Loin d'être le signe d'une intégration défaillante, ce chiffre n'est que le reflet des difficultés sociales rencontrées plus globalement par les franges les plus défavorisées de la population. Mettre en parallèle les trajectoires de personnes qui proviennent de milieux socio-économiques similaires permet alors de prendre réellement la mesure de la dynamique d'intégration des populations immigrées : un enfant d'ouvrier immigré par rapport à un enfant d'ouvrier français, un enfant de cadre immigré par rapport à un enfant de cadre français.

Ce travail statistique conduit à démontrer qu'à caractéristiques socio-économiques identiques, les enfants dont les deux parents sont nés à l'étranger réussissent très significativement mieux à l'école que les enfants de parents nés en France.

Ce constat va clairement à l'encontre d'une opinion communément admise d'un échec de l'intégration des populations ayant des origines étrangères. Ces populations investissent fortement dans l'école pour leurs enfants. Elles partent certes souvent du bas de l'échelle sociale, mais allient à leur mobilité géographique initiale une volonté forte d'ascension sociale intergénérationnelle. Cet effort pour s'élever socialement est un signe incontestable de leur progressive intégration à la société française, ce qui est déjà en soi une réussite.
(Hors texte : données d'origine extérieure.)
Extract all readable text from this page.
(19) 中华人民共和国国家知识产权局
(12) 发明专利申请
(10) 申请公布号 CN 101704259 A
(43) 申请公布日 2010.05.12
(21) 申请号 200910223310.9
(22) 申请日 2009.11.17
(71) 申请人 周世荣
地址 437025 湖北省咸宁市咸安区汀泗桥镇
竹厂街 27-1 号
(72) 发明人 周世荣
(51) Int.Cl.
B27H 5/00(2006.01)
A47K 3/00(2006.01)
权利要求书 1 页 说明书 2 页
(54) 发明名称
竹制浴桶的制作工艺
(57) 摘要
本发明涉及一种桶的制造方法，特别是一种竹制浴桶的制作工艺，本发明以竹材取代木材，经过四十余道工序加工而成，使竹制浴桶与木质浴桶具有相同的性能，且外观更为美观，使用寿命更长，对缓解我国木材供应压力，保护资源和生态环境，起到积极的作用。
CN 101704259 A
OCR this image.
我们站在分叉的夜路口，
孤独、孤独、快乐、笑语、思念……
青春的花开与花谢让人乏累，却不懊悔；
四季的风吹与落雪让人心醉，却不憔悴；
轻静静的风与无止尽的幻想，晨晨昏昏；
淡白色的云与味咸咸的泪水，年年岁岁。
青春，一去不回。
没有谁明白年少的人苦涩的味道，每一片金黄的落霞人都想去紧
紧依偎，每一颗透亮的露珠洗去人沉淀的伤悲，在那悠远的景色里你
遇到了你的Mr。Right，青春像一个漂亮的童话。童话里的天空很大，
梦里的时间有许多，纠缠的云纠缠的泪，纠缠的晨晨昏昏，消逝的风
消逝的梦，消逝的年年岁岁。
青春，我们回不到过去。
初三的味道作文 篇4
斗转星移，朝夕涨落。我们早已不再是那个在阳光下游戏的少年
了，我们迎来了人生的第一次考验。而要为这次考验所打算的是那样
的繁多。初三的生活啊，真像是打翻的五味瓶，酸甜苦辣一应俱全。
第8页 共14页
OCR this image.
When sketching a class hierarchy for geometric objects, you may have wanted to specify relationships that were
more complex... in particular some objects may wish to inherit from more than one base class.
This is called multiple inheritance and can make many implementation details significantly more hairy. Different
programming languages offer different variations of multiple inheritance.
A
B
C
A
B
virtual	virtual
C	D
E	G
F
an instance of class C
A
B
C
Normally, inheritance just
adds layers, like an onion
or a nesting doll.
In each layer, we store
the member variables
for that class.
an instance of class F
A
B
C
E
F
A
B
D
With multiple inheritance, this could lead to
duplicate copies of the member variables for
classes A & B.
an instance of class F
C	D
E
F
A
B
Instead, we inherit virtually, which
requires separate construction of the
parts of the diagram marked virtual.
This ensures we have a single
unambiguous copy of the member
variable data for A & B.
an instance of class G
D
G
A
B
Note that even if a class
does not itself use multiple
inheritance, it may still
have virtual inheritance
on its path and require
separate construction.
Dès lors, le fait que le parcours scolaire et l'insertion professionnelle des personnes issues de l'immigration restent difficiles tient moins à leur origine étrangère qu'à leur origine sociale : elles appartiennent majoritairement aux milieux populaires. La véritable question à se poser aujourd'hui n'est donc pas tant celle de l'intégration des immigrés que celle, beaucoup plus large, de notre incapacité actuelle à promouvoir l'ascension sociale des personnes issues de milieux populaires, et ce quelles que soient leurs origines géographiques.

Arrêtons donc de stigmatiser les populations issues de l'immigration en leur enjoignant de s'intégrer alors que c'est ce qu'elles s'évertuent à faire au quotidien pour la grande majorité d'entre elles. Ne nous trompons pas de débat.